Politisi senior Partai Keadilan Sejahtera (PKS), Sukamta dalam keterangan pers yang diterima awak media akhir pekan ini mengatakan, aspek pelindungan datanya tidak terpenuhi, karena Rancangan Undang-Undang Perlindungan Data Pribadi (RUU PDP) baru dibahas DPR RI bersama dengan Pemerintah tahun ini.
“Belum tepat memberikan akses data kependudukan kepada Badan Hukum Indonesia (BHI) termasuk swasta di dalamnya sekarang. Sebab, meski UU Adminduk 2006 yang sudah direvisi 2013 memperbolehkan pengguna termasuk swasta untuk mengakses data kependudukan, UU tentang PDP belum ada. Memang sudah ada regulasi PDP berupa Peraturan Pemerintah, tapi powernya tidak sekuat UU,” kata anggota Komisi I DPR RI dari Dapil Yogyakarta tersebut.

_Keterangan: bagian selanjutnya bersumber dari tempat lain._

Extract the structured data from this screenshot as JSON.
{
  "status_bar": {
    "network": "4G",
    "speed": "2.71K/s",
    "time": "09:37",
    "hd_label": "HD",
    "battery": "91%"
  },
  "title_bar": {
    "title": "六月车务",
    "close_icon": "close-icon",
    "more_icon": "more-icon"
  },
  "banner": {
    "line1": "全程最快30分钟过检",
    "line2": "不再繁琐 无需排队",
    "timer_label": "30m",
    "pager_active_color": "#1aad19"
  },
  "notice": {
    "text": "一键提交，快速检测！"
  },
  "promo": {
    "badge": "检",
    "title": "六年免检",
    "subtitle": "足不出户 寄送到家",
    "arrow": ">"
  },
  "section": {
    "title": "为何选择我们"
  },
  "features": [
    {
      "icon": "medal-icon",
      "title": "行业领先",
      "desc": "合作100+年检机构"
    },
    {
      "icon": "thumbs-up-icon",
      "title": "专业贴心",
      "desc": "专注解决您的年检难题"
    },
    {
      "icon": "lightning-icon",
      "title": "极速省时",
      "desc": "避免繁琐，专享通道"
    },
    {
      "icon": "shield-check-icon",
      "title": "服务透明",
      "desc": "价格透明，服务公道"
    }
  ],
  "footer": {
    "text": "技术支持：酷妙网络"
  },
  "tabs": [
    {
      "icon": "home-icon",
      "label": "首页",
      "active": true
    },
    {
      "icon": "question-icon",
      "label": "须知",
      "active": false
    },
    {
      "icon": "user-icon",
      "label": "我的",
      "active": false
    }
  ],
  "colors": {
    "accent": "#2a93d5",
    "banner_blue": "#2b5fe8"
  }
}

Pada titik inilah, kata Wakil Ketua Fraksi PKS DPR RI bidang Politik Hukum dan Keamanan tersebut, wajar jika kita semua khawatir adanya potensi penyalahgunaan data. “Kita memang membutuhkan data kependudukan yang valid. Data ini perlu untuk kepentingan pembangunan bangsa, termasuk untuk urusan bisnis yang menghidupkan laju perekonomian.”
Pada era digital seperti sekarang, kata Sukamta, hampir semua urusan lewat online meminta data pribadi kita. “Ini memang suatu keniscayaan. Karena data digital seperti ini sangat rentan disalahgunakan bahkan rentan terjadi serangan hacker dan cracker. Pelindungannya harus jelas dan tegas.”

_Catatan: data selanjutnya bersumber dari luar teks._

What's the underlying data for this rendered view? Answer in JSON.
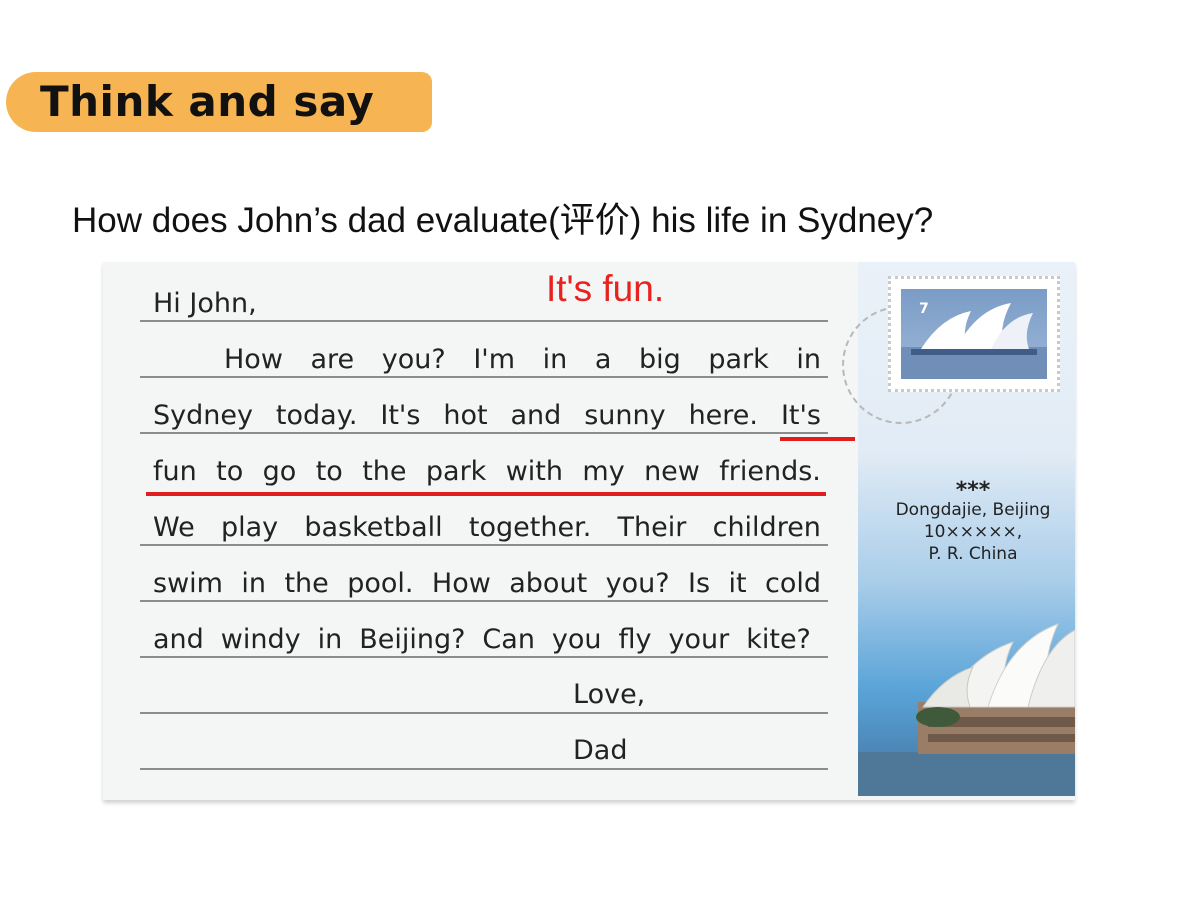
{
  "header": {
    "badge_label": "Think and say"
  },
  "question": "How does John’s dad evaluate(评价) his life in Sydney?",
  "answer": "It's fun.",
  "postcard": {
    "greeting": "Hi John,",
    "lines": [
      [
        "How",
        "are",
        "you?",
        "I'm",
        "in",
        "a",
        "big",
        "park",
        "in"
      ],
      [
        "Sydney",
        "today.",
        "It's",
        "hot",
        "and",
        "sunny",
        "here.",
        "It's"
      ],
      [
        "fun",
        "to",
        "go",
        "to",
        "the",
        "park",
        "with",
        "my",
        "new",
        "friends."
      ],
      [
        "We",
        "play",
        "basketball",
        "together.",
        "Their",
        "children"
      ],
      [
        "swim",
        "in",
        "the",
        "pool.",
        "How",
        "about",
        "you?",
        "Is",
        "it",
        "cold"
      ],
      [
        "and",
        "windy",
        "in",
        "Beijing?",
        "Can",
        "you",
        "fly",
        "your",
        "kite?"
      ]
    ],
    "closing": "Love,",
    "signature": "Dad",
    "stamp_number": "7",
    "address": {
      "name": "***",
      "street": "Dongdajie, Beijing",
      "postcode": "10×××××,",
      "country": "P. R. China"
    }
  },
  "colors": {
    "badge": "#f7b452",
    "answer": "#e8221e",
    "underline": "#e01e1e"
  }
}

Lebih jauh dikatakan, pihaknya akan mengatur persoalan akses data ini nanti dalam pembahasan RUU PDP. Harus jelas, misalnya siapa saja yang bisa mengakses data pribadi, apa saja syarat dan batas-batasnya, bagaimana ketentuan monetisasi dari akses data ini (apakah perlu berbayar atau free), dan seterusnya.
Terkait monetisasi, kita juga perlu pastikan apakah Kemendagri memberikan akses data ke Pinjol itu free atau berbayar? Meski misalnya berbayar, perlu dipastikan pemegang data tidak seenaknya memindahkan atau memperjualbelikan data penduduk ke pihak berikutnya yang akan merugikan pemilik asal data.

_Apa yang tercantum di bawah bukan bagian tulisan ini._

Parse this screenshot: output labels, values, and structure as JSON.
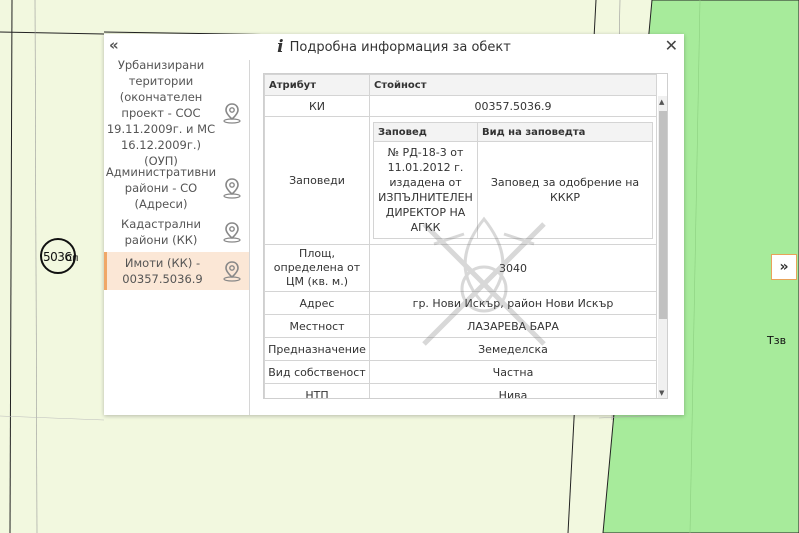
{
  "map": {
    "parcel_label": "5036",
    "parcel_suffix": "Сп",
    "zone_label": "Тзв",
    "expand_icon": "»"
  },
  "dialog": {
    "title": "Подробна информация за обект",
    "collapse_icon": "«",
    "close_icon": "✕",
    "info_icon": "i"
  },
  "layers": [
    {
      "label": "Урбанизирани територии (окончателен проект - СОС 19.11.2009г. и МС 16.12.2009г.) (ОУП)",
      "icon": "map-pin-icon"
    },
    {
      "label": "Административни райони - СО (Адреси)",
      "icon": "map-pin-icon"
    },
    {
      "label": "Кадастрални райони (КК)",
      "icon": "map-pin-icon"
    },
    {
      "label": "Имоти (КК) - 00357.5036.9",
      "icon": "map-pin-icon",
      "active": true
    }
  ],
  "table": {
    "col_attr": "Атрибут",
    "col_value": "Стойност",
    "rows": {
      "ki": {
        "name": "КИ",
        "value": "00357.5036.9"
      },
      "orders": {
        "name": "Заповеди",
        "col_order": "Заповед",
        "col_type": "Вид на заповедта",
        "order": "№ РД-18-3 от 11.01.2012 г. издадена от ИЗПЪЛНИТЕЛЕН ДИРЕКТОР НА АГКК",
        "type": "Заповед за одобрение на КККР"
      },
      "area": {
        "name": "Площ, определена от ЦМ (кв. м.)",
        "value": "3040"
      },
      "address": {
        "name": "Адрес",
        "value": "гр. Нови Искър, район Нови Искър"
      },
      "locality": {
        "name": "Местност",
        "value": "ЛАЗАРЕВА БАРА"
      },
      "purpose": {
        "name": "Предназначение",
        "value": "Земеделска"
      },
      "ownership": {
        "name": "Вид собственост",
        "value": "Частна"
      },
      "ntp": {
        "name": "НТП",
        "value": "Нива"
      }
    }
  },
  "colors": {
    "map_bg": "#f2f8df",
    "green_zone": "#a7eb9b",
    "active_layer": "#fbe7d6",
    "accent_orange": "#f0a868"
  }
}
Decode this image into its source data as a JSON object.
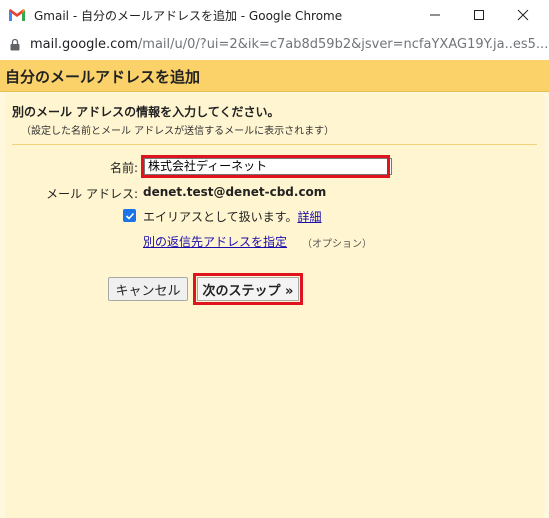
{
  "window": {
    "title": "Gmail - 自分のメールアドレスを追加 - Google Chrome",
    "url_domain": "mail.google.com",
    "url_path": "/mail/u/0/?ui=2&ik=c7ab8d59b2&jsver=ncfaYXAG19Y.ja..es5..."
  },
  "dialog": {
    "header": "自分のメールアドレスを追加",
    "instruction": "別のメール アドレスの情報を入力してください。",
    "subinstruction": "（設定した名前とメール アドレスが送信するメールに表示されます）",
    "name_label": "名前:",
    "name_value": "株式会社ディーネット",
    "email_label": "メール アドレス:",
    "email_value": "denet.test@denet-cbd.com",
    "alias_checked": true,
    "alias_label": "エイリアスとして扱います。",
    "details_link": "詳細",
    "reply_link": "別の返信先アドレスを指定",
    "optional": "（オプション）",
    "cancel_label": "キャンセル",
    "next_label": "次のステップ »"
  },
  "colors": {
    "header_bg": "#fbd26a",
    "panel_bg": "#fff5d1",
    "highlight": "#e0141e",
    "link": "#1a0dab",
    "checkbox": "#1a73e8"
  }
}
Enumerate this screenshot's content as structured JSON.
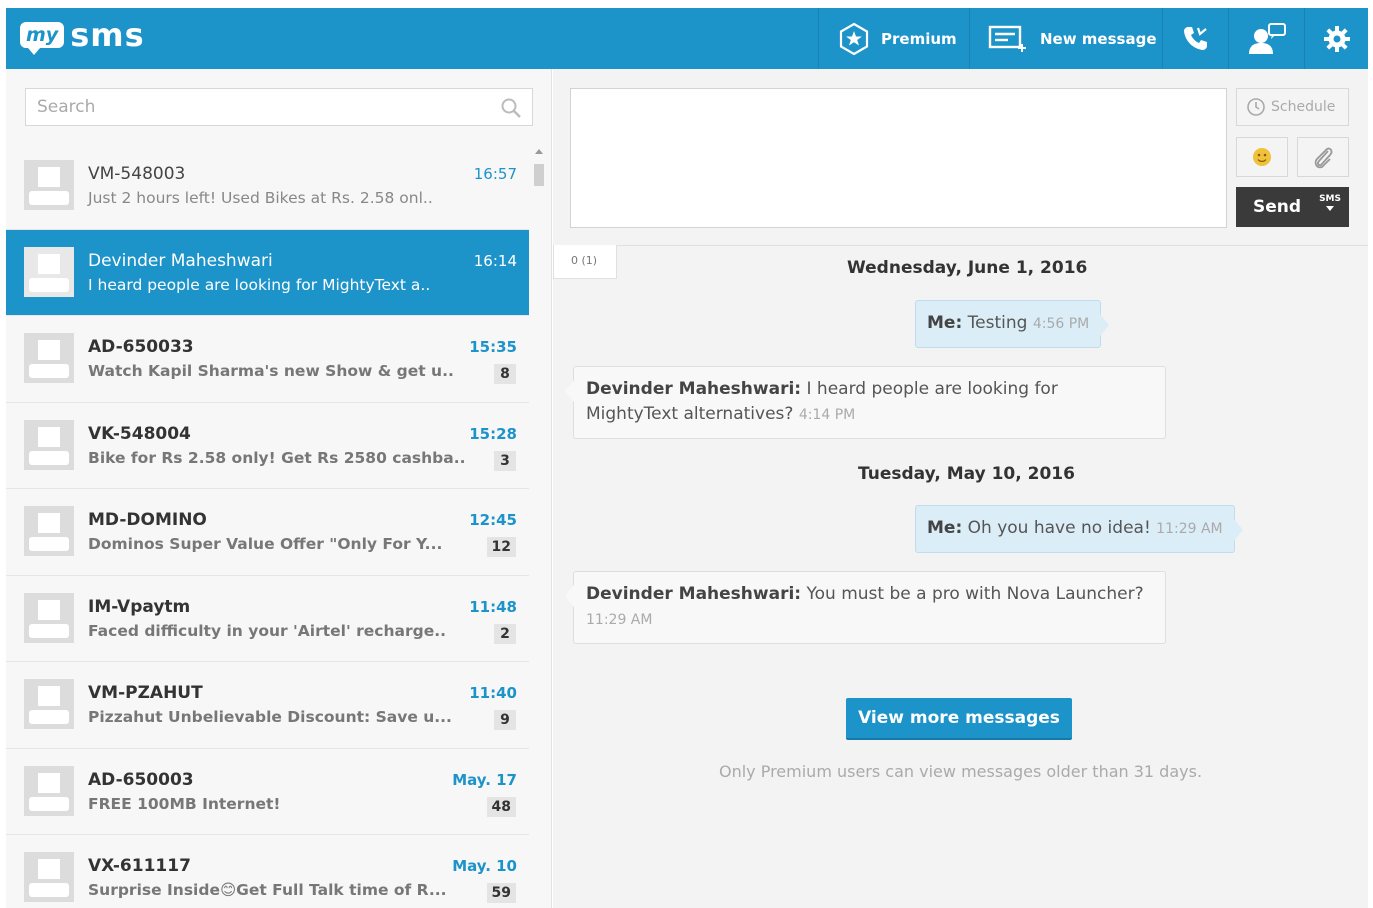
{
  "header": {
    "logo_badge": "my",
    "logo_text": "sms",
    "premium_label": "Premium",
    "new_message_label": "New message",
    "icons": [
      "premium-star-icon",
      "new-message-icon",
      "call-icon",
      "contacts-icon",
      "gear-icon"
    ]
  },
  "search": {
    "placeholder": "Search"
  },
  "conversations": [
    {
      "name": "VM-548003",
      "snippet": "Just 2 hours left! Used Bikes at Rs. 2.58 onl..",
      "time": "16:57",
      "badge": "",
      "unread": false,
      "selected": false
    },
    {
      "name": "Devinder Maheshwari",
      "snippet": "I heard people are looking for MightyText a..",
      "time": "16:14",
      "badge": "",
      "unread": false,
      "selected": true
    },
    {
      "name": "AD-650033",
      "snippet": "Watch Kapil Sharma's new Show & get u..",
      "time": "15:35",
      "badge": "8",
      "unread": true,
      "selected": false
    },
    {
      "name": "VK-548004",
      "snippet": "Bike for Rs 2.58 only! Get Rs 2580 cashba..",
      "time": "15:28",
      "badge": "3",
      "unread": true,
      "selected": false
    },
    {
      "name": "MD-DOMINO",
      "snippet": "Dominos Super Value Offer \"Only For Y...",
      "time": "12:45",
      "badge": "12",
      "unread": true,
      "selected": false
    },
    {
      "name": "IM-Vpaytm",
      "snippet": "Faced difficulty in your 'Airtel' recharge..",
      "time": "11:48",
      "badge": "2",
      "unread": true,
      "selected": false
    },
    {
      "name": "VM-PZAHUT",
      "snippet": "Pizzahut Unbelievable Discount: Save u...",
      "time": "11:40",
      "badge": "9",
      "unread": true,
      "selected": false
    },
    {
      "name": "AD-650003",
      "snippet": "FREE 100MB Internet!",
      "time": "May. 17",
      "badge": "48",
      "unread": true,
      "selected": false
    },
    {
      "name": "VX-611117",
      "snippet": "Surprise Inside😊Get Full Talk time of R...",
      "time": "May. 10",
      "badge": "59",
      "unread": true,
      "selected": false
    }
  ],
  "composer": {
    "schedule_label": "Schedule",
    "send_label": "Send",
    "send_type": "SMS",
    "char_count": "0 (1)"
  },
  "thread": {
    "dates": [
      "Wednesday, June 1, 2016",
      "Tuesday, May 10, 2016"
    ],
    "messages": [
      {
        "sender": "Me:",
        "text": "Testing",
        "time": "4:56 PM",
        "direction": "out"
      },
      {
        "sender": "Devinder Maheshwari:",
        "text": "I heard people are looking for MightyText alternatives?",
        "time": "4:14 PM",
        "direction": "in"
      },
      {
        "sender": "Me:",
        "text": "Oh you have no idea!",
        "time": "11:29 AM",
        "direction": "out"
      },
      {
        "sender": "Devinder Maheshwari:",
        "text": "You must be a pro with Nova Launcher?",
        "time": "11:29 AM",
        "direction": "in"
      }
    ],
    "view_more_label": "View more messages",
    "premium_note": "Only Premium users can view messages older than 31 days."
  },
  "colors": {
    "brand": "#1c93c9",
    "send": "#3a3a3a",
    "bubble_out": "#dbeef8",
    "bubble_in": "#f8f8f8"
  }
}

Sanksi yang tegas juga akan diatur di RUU PDP agar mampu memberi efek jera demi meminimalisasi penyalahgunaan data. “Data sekarang ini sudah menjadi komoditas penting dan mahal serta rawan disalahgunakan untk tindakan kriminal, peniouan, terorisme, dll. Jangan sampai akses data tidak terkendali. Ini harus menjadi dorongan bagi semua pihak agar RUU PDP segera dibahas dan disahkan,” demikian H Sukamta PhD. (akhir)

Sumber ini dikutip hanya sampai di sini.